There are 2 places in procMem() where we convert byte slices to strings. The fist is where we figure out what type of smap line we’re on:

func procMem(pid int) (pss float64, shared, priv, swap uint64, err error) {
	for {
		...
		ty := string(pieces[0])
		switch ty {
		case "Pss:":
			...
		...
		}
		...
	}
}

I like how clean switch statements look, but its a little unnecessary to do ~400k malloc + memcpy’s (one for every line in smaps) just to compare some bytes. This should remove that overhead:

var tyPss = []byte("Pss:")
func procMem(pid int) (pss float64, shared, priv, swap uint64, err error) {
	for {
		...
		ty := pieces[0]
		if bytes.Equal(ty, tyPss) {
			...
		...
		}
		...
	}
}

The other place in procMem where slicebytetostring is called is when we convert a []byte field to an integer. The routines in strconv only accept string arguments, so we must convert:

case "Swap:":
	v, err = strconv.ParseInt(string(pieces[1]), 10, 64)
	if err != nil {
		err = fmt.Errorf("Atoi(%s): %s", string(pieces[1]), err)
		return
	}
	swap += v
}

Unfortunately, the only way I could see to get around this was to fork (copy/paste) the ParseInt function from strconv, and change its declaration to accept a []byte argument. I copied the file in with 33d7fe8a, and modified it in 77e0408f. I was on a roll at that point, so that second commit also removes a O(n) string search and replaces it with an O(1) length check for whether an smaps line should be skipped.

The results?

0.24user 0.28system 0:00.17elapsed 292%CPU (0avgtext+0avgdata 5048maxresident)k
0inputs+8outputs (0major+941minor)pagefaults 0swaps

real	0m0.186s
user	0m0.246s
sys	0m0.285s

Much better! We’ve gotten more than twice as fast. The last thing left to do is see if I can make splitSpaces sane while keeping it fast. I played around with that for a while, even creating a micro-benchmark, but the benchmark ended up not being very useful. Techniques that improved overall runtime weren’t necessarily reflected in the benchmark results. The current version of splitSpaces is:

func splitSpaces(b []byte) [][]byte {
	// most lines in smaps have the form "Swap: 4 kB", so
	// preallocate the slice's array appropriately.
	res := make([][]byte, 0, 3)
	start := 0
	for i := 0; i < len(b)-1; i++ {
		if b[i] == ' ' {
			start = i + 1
		} else if b[i+1] == ' ' {
			res = append(res, b[start:i+1])
			start = i + 1
		}
	}
	if start != len(b) && b[start] != ' ' {
		res = append(res, b[start:])
	}
	return res
}

And improves performance ~ 9% over the previous implementation. Finally, I removed the tracking of shared-memory (since it can be derived as Pss - private), which shaved a few more percentage points off. The final profile looks like:

0.26user 0.25system 0:00.16elapsed 319%CPU (0avgtext+0avgdata 5164maxresident)k
0inputs+8outputs (0major+906minor)pagefaults 0swaps

real	0m0.170s
user	0m0.266s
sys	0m0.258s

Memory usage

I had trouble getting useful memory allocation info out of pprof apart from the side-effects visible on CPU profiles, like the byteslicetostring() discussion above. time(1) consistently measured psm’s max memory usage as at or under 5 MB, so it doesn’t seem to be much of an issue.

Wrapping up

I love programming in go. It provides an environment where I can quickly produce production-quality code with awesome auto-generated docs. On top of that it provides easy, built-in tools for profiling, making optimization (even more) fun.
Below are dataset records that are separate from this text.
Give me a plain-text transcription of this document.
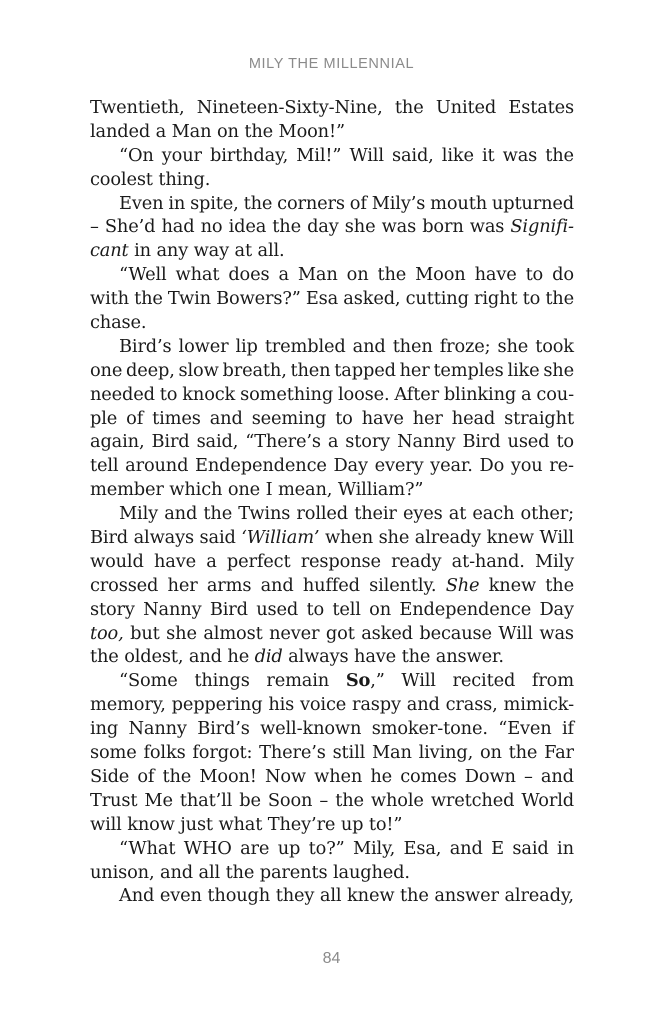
MILY THE MILLENNIAL
Twentieth, Nineteen-Sixty-Nine, the United Estates
landed
a
Man
on
the
Moon!”
“On your birthday, Mil!” Will said, like it was the
coolest
thing.
Even in spite, the corners of Mily’s mouth upturned
– She’d had no idea the day she was born was Signifi-
cant
in
any
way
at
all.
“Well what does a Man on the Moon have to do
with the Twin Bowers?” Esa asked, cutting right to the
chase.
Bird’s lower lip trembled and then froze; she took
one deep, slow breath, then tapped her temples like she
needed to knock something loose. After blinking a cou-
ple of times and seeming to have her head straight
again, Bird said, “There’s a story Nanny Bird used to
tell around Endependence Day every year. Do you re-
member
which
one
I
mean,
William?”
Mily and the Twins rolled their eyes at each other;
Bird always said ‘William’ when she already knew Will
would have a perfect response ready at-hand. Mily
crossed her arms and huffed silently. She knew the
story Nanny Bird used to tell on Endependence Day
too, but she almost never got asked because Will was
the
oldest,
and
he
did
always
have
the
answer.
“Some things remain So,” Will recited from
memory, peppering his voice raspy and crass, mimick-
ing Nanny Bird’s well-known smoker-tone. “Even if
some folks forgot: There’s still Man living, on the Far
Side of the Moon! Now when he comes Down – and
Trust Me that’ll be Soon – the whole wretched World
will
know
just
what
They’re
up
to!”
“What WHO are up to?” Mily, Esa, and E said in
unison,
and
all
the
parents
laughed.
And even though they all knew the answer already,
84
UPDATE: I edited the part where I tried to claim that the Go standard library didn’t have anything that worked like splitSpaces. bytes.Fields does indeed already exist, as pointed out on Hacker News. I would still have come to the same conclusion - bytes.Fields is much slower than my final splitSpaces function due to its use of unicode.IsSpace (.249 seconds runtime vs .158, currently).